Evaluating cytoskeleton integrity by fast-AFM and supervised machine learning

The cytoskeleton is an underlying protein network supporting the cell membrane and its integrity is crucial for the Red Blood Cell (RBC) deformability, which in turn mediates the function of these cells. In the particular context of infectious models, the extent of defomability of the RBCs can be linked to the likelihood of invasion, as in the case of the human malaria parasite. These deadly parasites secrete Extracellular Vesicles (EVs), while growing inside the RBCs. There is growing evidence that RBC deformability is impaired in malaria invasion. However, the mechanistic role of parasite-derived EVs on the RBC host membrane is not yet understood.

Here, we have applied atomic force microscopy (AFM) to study the mechanical changes occurring in RBCs treated with malaria-derived EVs, as well as morphological transformations in the cellular cytoskeleton. High-resolution images of dried cells with exposed cytoskeleton show distinct morphological differences associated with the breakdown and softening of the cell structure.
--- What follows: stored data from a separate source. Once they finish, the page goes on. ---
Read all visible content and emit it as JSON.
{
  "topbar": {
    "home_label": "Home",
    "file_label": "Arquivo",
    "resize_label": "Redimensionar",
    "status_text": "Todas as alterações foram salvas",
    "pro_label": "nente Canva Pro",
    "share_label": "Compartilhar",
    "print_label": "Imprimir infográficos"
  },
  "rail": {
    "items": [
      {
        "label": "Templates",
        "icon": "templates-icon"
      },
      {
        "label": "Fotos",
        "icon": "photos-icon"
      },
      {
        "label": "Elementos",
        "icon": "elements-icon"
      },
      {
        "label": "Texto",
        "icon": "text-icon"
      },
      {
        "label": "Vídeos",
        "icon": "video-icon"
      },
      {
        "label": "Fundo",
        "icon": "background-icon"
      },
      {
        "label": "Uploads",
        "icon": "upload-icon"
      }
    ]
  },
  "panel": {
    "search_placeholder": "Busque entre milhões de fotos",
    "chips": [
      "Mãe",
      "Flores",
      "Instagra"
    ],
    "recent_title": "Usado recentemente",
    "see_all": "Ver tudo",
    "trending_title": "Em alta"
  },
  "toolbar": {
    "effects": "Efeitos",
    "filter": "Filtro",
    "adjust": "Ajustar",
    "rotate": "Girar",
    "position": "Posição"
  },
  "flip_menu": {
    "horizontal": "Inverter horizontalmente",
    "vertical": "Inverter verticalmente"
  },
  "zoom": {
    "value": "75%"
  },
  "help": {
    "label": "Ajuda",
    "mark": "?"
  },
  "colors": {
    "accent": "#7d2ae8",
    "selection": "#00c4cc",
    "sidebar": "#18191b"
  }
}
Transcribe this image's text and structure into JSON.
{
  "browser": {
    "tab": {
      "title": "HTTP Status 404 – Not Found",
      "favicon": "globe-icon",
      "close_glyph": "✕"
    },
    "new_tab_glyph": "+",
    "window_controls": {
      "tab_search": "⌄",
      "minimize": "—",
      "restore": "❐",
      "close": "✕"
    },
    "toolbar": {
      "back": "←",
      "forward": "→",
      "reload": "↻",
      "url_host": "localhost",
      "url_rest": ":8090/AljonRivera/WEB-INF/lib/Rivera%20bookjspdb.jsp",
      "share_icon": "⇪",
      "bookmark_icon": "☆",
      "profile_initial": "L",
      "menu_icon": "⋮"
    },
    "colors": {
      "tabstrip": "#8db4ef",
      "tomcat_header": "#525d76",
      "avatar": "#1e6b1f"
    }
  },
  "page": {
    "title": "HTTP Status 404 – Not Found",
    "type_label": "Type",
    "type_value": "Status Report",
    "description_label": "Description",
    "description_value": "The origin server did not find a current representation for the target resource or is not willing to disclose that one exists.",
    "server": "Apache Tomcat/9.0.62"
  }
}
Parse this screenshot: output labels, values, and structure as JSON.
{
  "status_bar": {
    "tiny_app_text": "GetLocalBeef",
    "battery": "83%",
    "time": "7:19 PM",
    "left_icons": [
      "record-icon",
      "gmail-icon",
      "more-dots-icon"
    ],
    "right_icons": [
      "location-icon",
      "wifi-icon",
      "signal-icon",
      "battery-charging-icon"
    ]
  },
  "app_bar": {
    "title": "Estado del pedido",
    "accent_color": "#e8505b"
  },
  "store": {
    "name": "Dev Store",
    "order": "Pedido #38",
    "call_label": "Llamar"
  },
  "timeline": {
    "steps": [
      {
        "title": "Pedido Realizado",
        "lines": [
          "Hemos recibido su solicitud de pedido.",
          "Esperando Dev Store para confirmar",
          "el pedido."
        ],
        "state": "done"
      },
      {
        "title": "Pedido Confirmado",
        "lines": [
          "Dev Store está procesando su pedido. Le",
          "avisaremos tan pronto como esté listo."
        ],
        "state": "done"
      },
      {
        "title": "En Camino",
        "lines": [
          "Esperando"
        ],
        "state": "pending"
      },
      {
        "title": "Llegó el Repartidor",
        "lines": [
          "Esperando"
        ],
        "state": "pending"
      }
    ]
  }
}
Further, a deep learning model (convolutional neural network) was applied in order to verify and quantify the differences between images of healthy and damaged cytoskeleton. Importantly, the model also provided an independent test of the efficacy of drug treatment for prevention of EV-induced damage. In order to acquire the large volume of images necessary for training the model and to obtain sufficient statistics, images were obtained using a newly designed fast-scanning AFM system.